Vice President Sarvepalli Radhakrishnan echoed that ethos in his inaugural address for the second International Film Festival of India on October 27, 1961. “Films are a great instrument of inter-cultural understanding. In our country, it can contribute to national integration.” The early ’60s saw crucial changes that affected the landscape of Indian cinema. Implementing the suggestions of the 1951 Film Enquiry Report, the government created the Film Institute of India and the Film Finance Corporation (which became the FTII and NFDC in the ’70s). Besides, it had already instituted a National Film Award—then called the State Awards—in 1954. 

Cinema had to move beyond entertaining the masses, as many leaders (including Nehru) often said, and contribute to national advancement—and integration.
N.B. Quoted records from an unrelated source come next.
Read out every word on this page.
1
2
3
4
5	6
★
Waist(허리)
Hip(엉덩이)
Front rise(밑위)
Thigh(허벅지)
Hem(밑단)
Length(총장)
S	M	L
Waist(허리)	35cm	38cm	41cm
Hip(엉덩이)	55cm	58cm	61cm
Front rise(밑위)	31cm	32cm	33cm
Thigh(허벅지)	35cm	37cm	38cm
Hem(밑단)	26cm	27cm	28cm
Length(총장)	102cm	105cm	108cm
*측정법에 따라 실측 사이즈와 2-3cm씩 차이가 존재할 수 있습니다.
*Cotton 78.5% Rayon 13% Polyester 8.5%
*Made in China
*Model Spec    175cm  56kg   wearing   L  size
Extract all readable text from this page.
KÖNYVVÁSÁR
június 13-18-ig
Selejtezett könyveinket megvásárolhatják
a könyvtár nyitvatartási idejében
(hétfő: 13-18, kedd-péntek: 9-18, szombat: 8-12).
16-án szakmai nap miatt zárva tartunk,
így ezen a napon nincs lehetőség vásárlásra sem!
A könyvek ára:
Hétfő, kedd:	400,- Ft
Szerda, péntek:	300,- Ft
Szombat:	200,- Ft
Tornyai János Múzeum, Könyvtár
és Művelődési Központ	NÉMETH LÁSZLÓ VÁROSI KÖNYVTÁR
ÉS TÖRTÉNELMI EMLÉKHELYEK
President Radhakrishnan emphasised that bond in his April 1963 speech, while distributing the State Awards for Films. “I’m glad to notice that we’ve had men and women of all languages, of all communities, represented among the recipients of awards. This, by itself, should be taken as an instrument of national integration.” 

On January 11, 1964, The Gazette of India, a public journal and an authorised legal document of the Indian government, published a resolution of the Ministry of Information and Broadcasting. “With a view to encourage the production of feature films aimed at promoting national unity and emotional integration in the country, the government has instituted a cash prize of Rs 20,000.” Three movies competed for the honour that year, with Manoj Kumar-starrer Shaheed, a biopic of Bhagat Singh, emerging as the winner.   

Its initial recipients included such iconic figures as Khwaja Ahmad Abbas for Saat Hindustaani (1969), MS Sathyu for Garm Hawa (1973), and Kaifi Azmi for the Best Film Song on National Integration (an award that was discontinued later). Quite curiously, no film won during the Emergency. A year after Nargis Dutt’s death, in 1981, the government renamed the prize in her honour, calling it the Nargis Dutt Award for the Best Feature Film on National Integration. The name change seemed befitting for at least two reasons: Dutt was a renowned actress whose diverse roles signified the unifying purpose of cinema—she, after all, helmed Mother India (1957)—and her father, a Hindu, had converted to Islam to marry her mother, exemplifying inter-religious porosity. 

This history sharpens the disconcerting edge accompanying The Kashmir Files’ victory and casts light on the astounding omissions from this year’s awards. Because the National Integration Prize once encompassed the broader meanings of countrywide cohesion, recognising movies not just promoting secular ideals but also combating the narrow-mindedness of caste, region, and language. Bhavni Bhavai, for example, won the award in 1980 for “tracing the history of the social evil of untouchability through a popular folk drama” and “depicting the untouchables’ fights for their rights.” But this year’s jury for fictional films—chaired by the director of Bhavni Bhavai, Ketan Mehta—found no merit in several stirring anti-caste dramas, such as Jai Bhim, Karnan, and Sarpatta Parambarai.   
 
Maybe that happened because, in the India of 2023, the words “national” and “integration” carry very different meanings. Just look at The Kashmir Files’ box-office earnings: Rs 297.53 crore. Or The Kerala Story’s (a solid contender for the next year’s award): Rs 242.2 crore. These films’ uneasy relationship with facts tells us that a vast majority of the audiences no longer throng to theatres to find out social and political truths. The nation already knows; now the nation wants to confirm.